Researchers in this area are involved in all aspects of big data, from mining, extraction, retrieval, and analysis, to curation, sharing, and preservation, as well as governing policy. They also investigate the applications of data visualization and machine learning, or AI, to enhance user understanding and improve human task performance.
Francesco Cafaro is using funding from an NSF EAGER grant to investigate how cognition theories can be used in designing interactive installations that improve people’s understanding of causation and correlation while exploring displayed data sets. The goal is to develop bridges between cognition, human-computer interaction, and long-term learning of STEM concepts found in museum exhibits. The findings will inform the design of novel, tangible, and natural user interfaces for informal learning.
In his NSF grant, Khairi Reda proposes re-architecting data visualization tools to support bi-directional analysis. In this new paradigm, analysts will be able to share their hypotheses and models with the system, which will generate visualizations directly responsive to those inputs, while visually emphasizing any discrepancy between data and models. The team is developing an understanding of how people form hypotheses about data, and testing various expression techniques—from natural language to concept mapping and graphical sketching—utilizing human-centered design methods.

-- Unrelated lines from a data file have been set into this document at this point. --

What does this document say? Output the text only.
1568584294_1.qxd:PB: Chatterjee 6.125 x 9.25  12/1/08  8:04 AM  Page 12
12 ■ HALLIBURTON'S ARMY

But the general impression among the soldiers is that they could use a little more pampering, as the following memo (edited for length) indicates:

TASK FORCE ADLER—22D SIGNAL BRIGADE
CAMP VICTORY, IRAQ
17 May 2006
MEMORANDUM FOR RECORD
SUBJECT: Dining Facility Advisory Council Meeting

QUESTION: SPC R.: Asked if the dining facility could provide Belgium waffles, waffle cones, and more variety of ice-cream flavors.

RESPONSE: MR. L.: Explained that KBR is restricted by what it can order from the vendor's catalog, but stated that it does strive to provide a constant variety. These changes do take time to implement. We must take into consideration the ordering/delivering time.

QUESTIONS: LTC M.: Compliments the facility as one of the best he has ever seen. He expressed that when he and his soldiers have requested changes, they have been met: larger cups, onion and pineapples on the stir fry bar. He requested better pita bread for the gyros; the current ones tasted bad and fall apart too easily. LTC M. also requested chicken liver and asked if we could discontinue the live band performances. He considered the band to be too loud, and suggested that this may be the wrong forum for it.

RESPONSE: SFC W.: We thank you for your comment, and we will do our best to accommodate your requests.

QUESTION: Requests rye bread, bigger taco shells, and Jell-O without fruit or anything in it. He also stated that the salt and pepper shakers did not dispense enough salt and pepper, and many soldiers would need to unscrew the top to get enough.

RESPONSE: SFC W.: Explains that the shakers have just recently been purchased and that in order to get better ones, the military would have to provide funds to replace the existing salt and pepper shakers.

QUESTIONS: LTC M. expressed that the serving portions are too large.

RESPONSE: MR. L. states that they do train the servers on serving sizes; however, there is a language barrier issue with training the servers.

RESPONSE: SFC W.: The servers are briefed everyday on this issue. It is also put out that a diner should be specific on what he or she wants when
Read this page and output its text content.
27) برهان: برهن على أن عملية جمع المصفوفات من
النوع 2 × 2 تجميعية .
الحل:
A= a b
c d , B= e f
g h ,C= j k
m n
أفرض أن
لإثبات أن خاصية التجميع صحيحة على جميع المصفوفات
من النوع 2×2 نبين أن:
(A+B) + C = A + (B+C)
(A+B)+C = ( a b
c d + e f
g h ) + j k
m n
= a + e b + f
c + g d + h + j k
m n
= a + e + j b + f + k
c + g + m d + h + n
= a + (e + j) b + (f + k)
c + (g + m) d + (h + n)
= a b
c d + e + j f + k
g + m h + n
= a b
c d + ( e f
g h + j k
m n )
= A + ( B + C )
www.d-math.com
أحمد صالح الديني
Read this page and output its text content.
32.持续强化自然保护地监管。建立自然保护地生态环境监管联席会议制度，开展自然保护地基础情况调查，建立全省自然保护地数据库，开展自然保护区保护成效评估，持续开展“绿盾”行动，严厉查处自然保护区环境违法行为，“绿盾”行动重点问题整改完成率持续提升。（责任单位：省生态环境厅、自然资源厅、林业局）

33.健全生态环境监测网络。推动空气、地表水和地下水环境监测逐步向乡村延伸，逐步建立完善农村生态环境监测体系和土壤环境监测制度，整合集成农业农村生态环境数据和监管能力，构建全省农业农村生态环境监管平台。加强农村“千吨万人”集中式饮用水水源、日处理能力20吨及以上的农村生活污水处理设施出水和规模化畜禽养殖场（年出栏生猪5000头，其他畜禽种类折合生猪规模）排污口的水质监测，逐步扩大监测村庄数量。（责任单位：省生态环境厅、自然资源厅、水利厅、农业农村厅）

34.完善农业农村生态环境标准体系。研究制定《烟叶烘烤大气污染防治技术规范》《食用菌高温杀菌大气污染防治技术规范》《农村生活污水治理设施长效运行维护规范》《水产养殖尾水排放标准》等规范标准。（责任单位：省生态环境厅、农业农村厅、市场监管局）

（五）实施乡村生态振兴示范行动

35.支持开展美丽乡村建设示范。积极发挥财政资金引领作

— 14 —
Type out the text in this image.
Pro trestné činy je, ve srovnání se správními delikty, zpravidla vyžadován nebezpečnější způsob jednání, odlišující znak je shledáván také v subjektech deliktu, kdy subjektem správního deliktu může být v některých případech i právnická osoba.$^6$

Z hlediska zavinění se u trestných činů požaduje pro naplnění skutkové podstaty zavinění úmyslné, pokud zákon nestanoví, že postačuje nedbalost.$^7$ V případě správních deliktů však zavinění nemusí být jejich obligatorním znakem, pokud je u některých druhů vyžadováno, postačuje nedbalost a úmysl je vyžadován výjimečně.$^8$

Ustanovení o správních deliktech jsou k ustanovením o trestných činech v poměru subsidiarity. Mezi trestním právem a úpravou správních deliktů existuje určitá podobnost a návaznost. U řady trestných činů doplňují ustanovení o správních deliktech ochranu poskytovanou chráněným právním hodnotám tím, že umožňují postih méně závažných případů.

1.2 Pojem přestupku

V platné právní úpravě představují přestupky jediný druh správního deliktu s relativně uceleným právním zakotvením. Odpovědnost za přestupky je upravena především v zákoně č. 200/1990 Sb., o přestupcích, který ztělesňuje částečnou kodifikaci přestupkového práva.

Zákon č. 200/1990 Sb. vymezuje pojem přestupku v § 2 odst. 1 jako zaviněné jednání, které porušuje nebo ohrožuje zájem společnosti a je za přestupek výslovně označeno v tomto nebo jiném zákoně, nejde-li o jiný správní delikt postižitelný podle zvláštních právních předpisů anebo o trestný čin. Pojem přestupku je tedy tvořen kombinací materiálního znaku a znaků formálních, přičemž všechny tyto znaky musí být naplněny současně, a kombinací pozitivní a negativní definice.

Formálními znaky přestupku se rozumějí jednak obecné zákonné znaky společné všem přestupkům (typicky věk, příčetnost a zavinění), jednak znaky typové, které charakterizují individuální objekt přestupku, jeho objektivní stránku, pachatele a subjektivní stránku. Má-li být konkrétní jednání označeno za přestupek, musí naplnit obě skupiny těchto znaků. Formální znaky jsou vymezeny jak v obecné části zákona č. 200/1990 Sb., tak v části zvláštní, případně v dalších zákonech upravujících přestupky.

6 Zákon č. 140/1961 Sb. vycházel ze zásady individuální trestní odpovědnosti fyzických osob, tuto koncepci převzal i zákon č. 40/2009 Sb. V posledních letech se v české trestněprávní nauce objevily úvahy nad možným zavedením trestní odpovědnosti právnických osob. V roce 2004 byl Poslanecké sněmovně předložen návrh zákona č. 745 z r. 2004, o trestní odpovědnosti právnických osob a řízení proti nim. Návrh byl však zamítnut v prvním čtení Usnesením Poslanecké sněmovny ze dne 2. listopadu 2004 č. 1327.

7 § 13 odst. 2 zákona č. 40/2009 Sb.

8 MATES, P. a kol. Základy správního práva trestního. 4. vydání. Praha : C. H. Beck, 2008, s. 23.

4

Kyle Jones’ IMLS grant-funded project researches privacy issues associated with mining and analyzing student data, in a collaboration between IUPUI and researchers at six other academic institutions. The three-year study included student interviews to identify values, perspectives, and issues; student surveys to develop generalizable results; and scenario-based focus groups to explore possible learning analytics applications that respect and break expectations of privacy.